Cool, can you also provide a minimal failing example so that we can directly copy-paste and investigate easily (it will also potentially be the base for a future unit test)? Also don't forget to include the error traceback in the issue.

Finally, remember to also format the code when in text.

chaithyagr commented 5 years ago

Well, it is not quite direct, but here is the smallest I could get.

import pysap
from pysap.base.utils import flatten
from pysap.base.utils import unflatten
from joblib import Parallel, delayed
import numpy as np

num_channels = 32
n_cpu = 8
N = 64

def op(data, transform):
    if isinstance(data, np.ndarray):
        data = pysap.Image(data=data)
    transform.data = data
    transform.analysis()
    coeffs, coeffs_shape = flatten(transform.analysis_data)
    return coeffs, coeffs_shape

def adj_op(coeffs, coeffs_shape, transform):
    transform.analysis_data = unflatten(coeffs, coeffs_shape)
    image = transform.synthesis()
    return image.data

transform_klass = pysap.load_transform("db4")
transform = np.asarray([transform_klass(nb_scale=4)  for i in np.arange(num_channels)])

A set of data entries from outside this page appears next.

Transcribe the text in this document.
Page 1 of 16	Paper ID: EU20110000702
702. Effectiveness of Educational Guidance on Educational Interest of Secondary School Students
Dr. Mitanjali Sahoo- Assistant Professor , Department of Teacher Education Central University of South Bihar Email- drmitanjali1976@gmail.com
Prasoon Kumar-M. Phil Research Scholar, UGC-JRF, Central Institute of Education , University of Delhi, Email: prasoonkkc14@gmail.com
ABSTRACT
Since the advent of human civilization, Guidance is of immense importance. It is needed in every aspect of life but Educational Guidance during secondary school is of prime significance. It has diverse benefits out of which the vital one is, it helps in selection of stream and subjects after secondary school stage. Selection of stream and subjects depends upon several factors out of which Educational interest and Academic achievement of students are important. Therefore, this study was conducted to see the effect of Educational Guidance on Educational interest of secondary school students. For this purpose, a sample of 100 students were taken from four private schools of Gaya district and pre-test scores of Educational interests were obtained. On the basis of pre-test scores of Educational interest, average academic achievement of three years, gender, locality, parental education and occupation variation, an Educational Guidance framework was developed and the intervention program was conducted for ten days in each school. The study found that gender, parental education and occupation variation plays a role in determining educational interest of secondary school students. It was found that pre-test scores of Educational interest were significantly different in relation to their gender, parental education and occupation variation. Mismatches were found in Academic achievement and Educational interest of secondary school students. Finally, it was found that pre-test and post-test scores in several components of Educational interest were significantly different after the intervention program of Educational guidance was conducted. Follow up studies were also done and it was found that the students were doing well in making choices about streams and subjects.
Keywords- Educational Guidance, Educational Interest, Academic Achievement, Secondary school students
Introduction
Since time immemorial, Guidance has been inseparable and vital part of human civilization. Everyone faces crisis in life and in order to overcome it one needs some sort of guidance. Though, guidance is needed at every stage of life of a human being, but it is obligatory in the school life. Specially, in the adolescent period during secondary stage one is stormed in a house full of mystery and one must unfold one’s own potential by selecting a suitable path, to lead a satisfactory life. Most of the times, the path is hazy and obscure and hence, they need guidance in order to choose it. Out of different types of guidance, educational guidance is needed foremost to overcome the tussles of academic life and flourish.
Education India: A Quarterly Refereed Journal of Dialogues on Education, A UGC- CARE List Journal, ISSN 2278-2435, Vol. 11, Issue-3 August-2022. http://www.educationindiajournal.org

data = (np.random.randn(num_channels, N, N) +
        1j * np.random.randn(num_channels, N, N))

coeffs, coeffs_shape =\
    zip(*Parallel(n_jobs=n_cpu)
    (delayed(op)
     (data[i], transform[i])
     for i in np.arange(num_channels)))
coeffs_shape = np.asarray(coeffs_shape)

image = Parallel(n_jobs=n_cpu)(
    delayed(adj_op)
    (coeffs[i], coeffs_shape[i], transform[i])
    for i in np.arange(num_channels))

Note that the test fails if n_cpu>1 with following traceback : (I did not add this earlier as to me it doesn't make a lot of sense)

    transform.analysis_data = unflatten(coeffs, coeffs_shape)
  File "/home/cg260486/cgr_venv/lib/python3.5/site-packages/python_pySAP-0.0.3-py3.5-linux-x86_64.egg/pysap/base/transform.py", line 264, in _set_analysis_data
    if len(analysis_data) != sum(self.nb_band_per_scale):
TypeError: 'NoneType' object is not iterable

For some reason, when we try to run in parallel the nb_band_per_scale is not initialized.

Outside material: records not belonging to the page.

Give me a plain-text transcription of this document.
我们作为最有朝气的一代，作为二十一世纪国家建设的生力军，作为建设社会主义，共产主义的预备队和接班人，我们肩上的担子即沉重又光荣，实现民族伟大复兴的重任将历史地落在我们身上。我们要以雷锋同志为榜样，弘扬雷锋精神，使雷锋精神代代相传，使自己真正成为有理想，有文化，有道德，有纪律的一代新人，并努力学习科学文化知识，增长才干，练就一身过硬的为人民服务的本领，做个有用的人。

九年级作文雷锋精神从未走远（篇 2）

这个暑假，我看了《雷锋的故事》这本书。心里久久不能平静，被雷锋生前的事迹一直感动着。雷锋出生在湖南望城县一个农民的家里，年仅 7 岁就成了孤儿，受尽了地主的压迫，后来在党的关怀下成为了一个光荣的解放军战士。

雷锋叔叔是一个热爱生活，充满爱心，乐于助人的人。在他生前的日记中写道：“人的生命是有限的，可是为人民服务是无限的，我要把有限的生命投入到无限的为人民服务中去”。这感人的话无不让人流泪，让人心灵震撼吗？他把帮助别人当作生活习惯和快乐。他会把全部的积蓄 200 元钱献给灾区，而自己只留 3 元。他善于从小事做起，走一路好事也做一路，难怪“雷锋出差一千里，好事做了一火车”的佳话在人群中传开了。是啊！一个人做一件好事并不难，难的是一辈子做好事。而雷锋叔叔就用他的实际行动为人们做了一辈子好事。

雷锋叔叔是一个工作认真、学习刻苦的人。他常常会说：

However the above code works great with n_cpu=1, in which case, we are running sequentially

chaithyagr commented 5 years ago

It looks like this is related with multiple imports of pysap as the backend is loky. Moving backend to threading solves this issue. I dont think there's much left to address here. Closing.

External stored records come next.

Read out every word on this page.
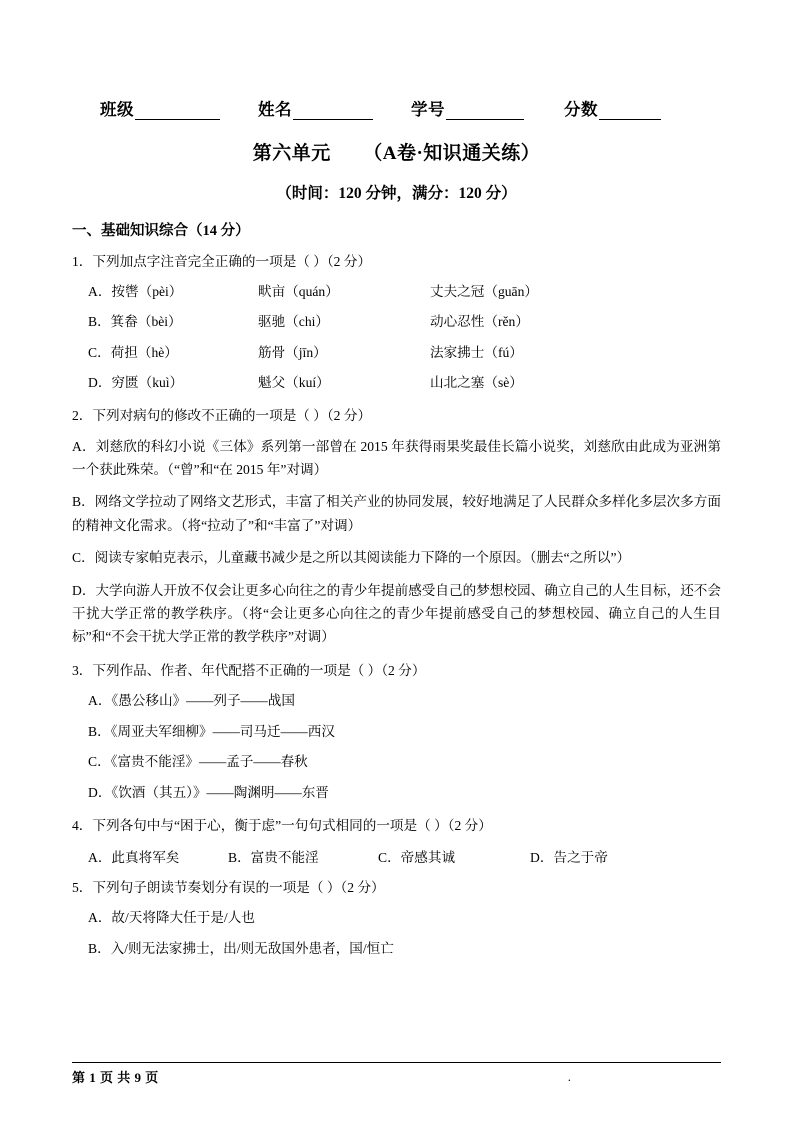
班级	姓名	学号	分数
第六单元 （A卷·知识通关练）
（时间：120 分钟，满分：120 分）
一、基础知识综合（14 分）
1．下列加点字注音完全正确的一项是（ ）（2 分）
A．按辔（pèi）	畎亩（quán）	丈夫之冠（guān）
B．箕畚（bèi）	驱驰（chi）	动心忍性（rěn）
C．荷担（hè）	筋骨（jīn）	法家拂士（fú）
D．穷匮（kuì）	魁父（kuí）	山北之塞（sè）
2．下列对病句的修改不正确的一项是（ ）（2 分）
A．刘慈欣的科幻小说《三体》系列第一部曾在 2015 年获得雨果奖最佳长篇小说奖，刘慈欣由此成为亚洲第一个获此殊荣。（“曾”和“在 2015 年”对调）
B．网络文学拉动了网络文艺形式，丰富了相关产业的协同发展，较好地满足了人民群众多样化多层次多方面的精神文化需求。（将“拉动了”和“丰富了”对调）
C．阅读专家帕克表示，儿童藏书减少是之所以其阅读能力下降的一个原因。（删去“之所以”）
D．大学向游人开放不仅会让更多心向往之的青少年提前感受自己的梦想校园、确立自己的人生目标，还不会干扰大学正常的教学秩序。（将“会让更多心向往之的青少年提前感受自己的梦想校园、确立自己的人生目标”和“不会干扰大学正常的教学秩序”对调）
3．下列作品、作者、年代配搭不正确的一项是（ ）（2 分）
A．《愚公移山》——列子——战国
B．《周亚夫军细柳》——司马迁——西汉
C．《富贵不能淫》——孟子——春秋
D．《饮酒（其五）》——陶渊明——东晋
4．下列各句中与“困于心，衡于虑”一句句式相同的一项是（ ）（2 分）
A．此真将军矣	B．富贵不能淫	C．帝感其诚	D．告之于帝
5．下列句子朗读节奏划分有误的一项是（ ）（2 分）
A．故/天将降大任于是/人也
B．入/则无法家拂士，出/则无敌国外患者，国/恒亡
第 1 页 共 9 页	.
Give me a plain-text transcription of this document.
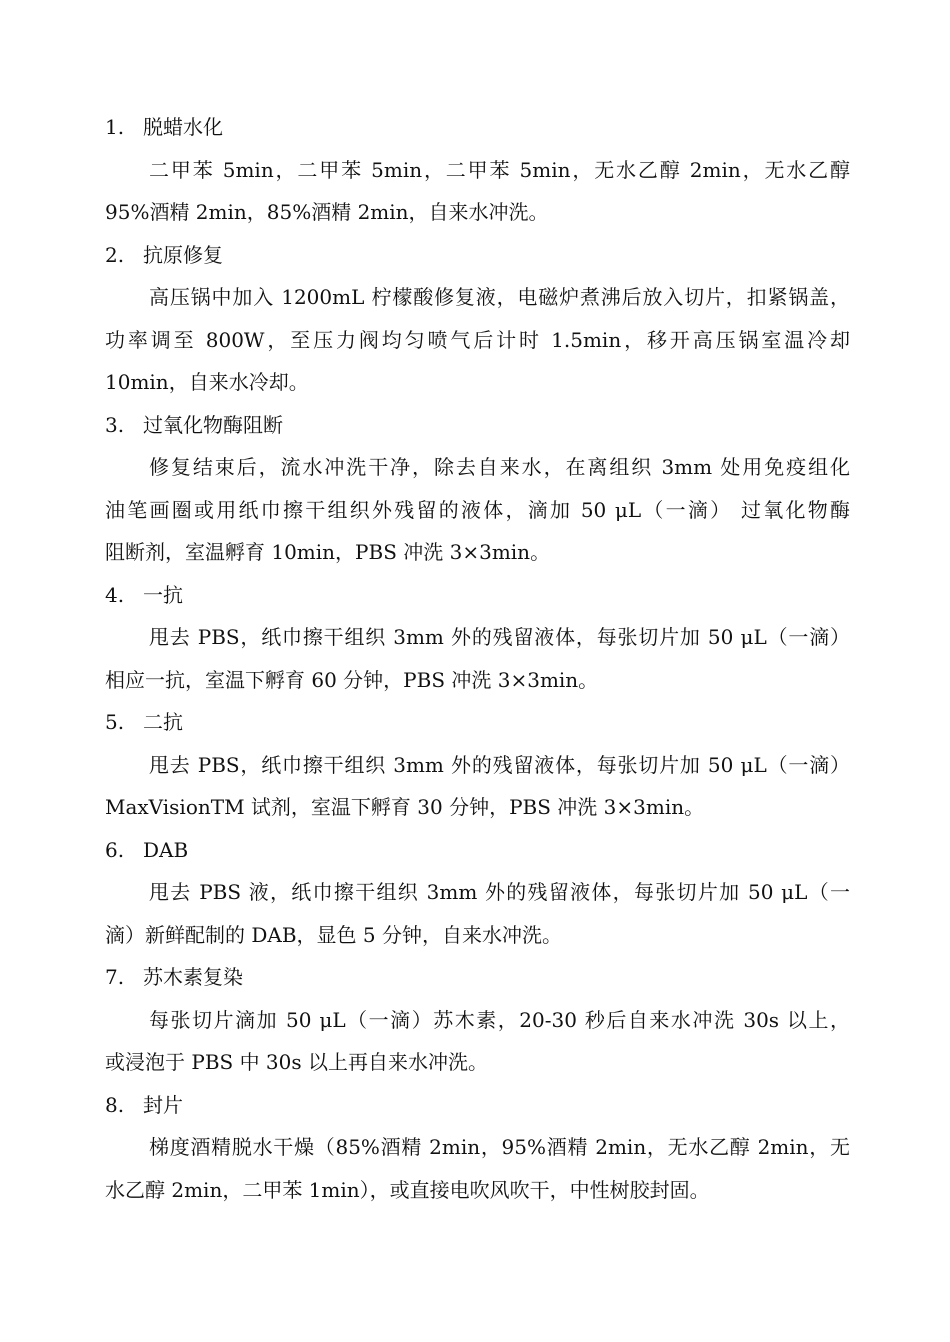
1. 脱蜡水化
二甲苯 5min，二甲苯 5min，二甲苯 5min，无水乙醇 2min，无水乙醇
95%酒精 2min，85%酒精 2min，自来水冲洗。
2. 抗原修复
高压锅中加入 1200mL 柠檬酸修复液，电磁炉煮沸后放入切片，扣紧锅盖，
功率调至 800W，至压力阀均匀喷气后计时 1.5min，移开高压锅室温冷却
10min，自来水冷却。
3. 过氧化物酶阻断
修复结束后，流水冲洗干净，除去自来水，在离组织 3mm 处用免疫组化
油笔画圈或用纸巾擦干组织外残留的液体，滴加 50 μL（一滴） 过氧化物酶
阻断剂，室温孵育 10min，PBS 冲洗 3×3min。
4. 一抗
甩去 PBS，纸巾擦干组织 3mm 外的残留液体，每张切片加 50 μL（一滴）
相应一抗，室温下孵育 60 分钟，PBS 冲洗 3×3min。
5. 二抗
甩去 PBS，纸巾擦干组织 3mm 外的残留液体，每张切片加 50 μL（一滴）
MaxVisionTM 试剂，室温下孵育 30 分钟，PBS 冲洗 3×3min。
6. DAB
甩去 PBS 液，纸巾擦干组织 3mm 外的残留液体，每张切片加 50 μL（一
滴）新鲜配制的 DAB，显色 5 分钟，自来水冲洗。
7. 苏木素复染
每张切片滴加 50 μL（一滴）苏木素，20-30 秒后自来水冲洗 30s 以上，
或浸泡于 PBS 中 30s 以上再自来水冲洗。
8. 封片
梯度酒精脱水干燥（85%酒精 2min，95%酒精 2min，无水乙醇 2min，无
水乙醇 2min，二甲苯 1min），或直接电吹风吹干，中性树胶封固。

zaccharieramzi commented 5 years ago

I don't think we can close this. Indeed if at some point we want to do multi-processing (and not simply multi-threading) we will need to potentially use other backends.

Can you explain what you mean by the multiple imports of pysap?

chaithyagr commented 5 years ago

Can you explain what you mean by the multiple imports of pysap?

For each process, a new pysap is loaded. Firstly, this adds to a lot of overhead. In my opinion, the initializations and communications across multiple processes are not happening right in multi-process cases. We may have to explore deeper, and this could be an issue in joblib (mostly not), or here in pysap.

I am fine with keeping it open, I just felt that this could at this point mean, just merely more debug.

zaccharieramzi commented 5 years ago

Well yes there should only be an overhead but not the error you were mentioning. Let's keep it open for further investigation.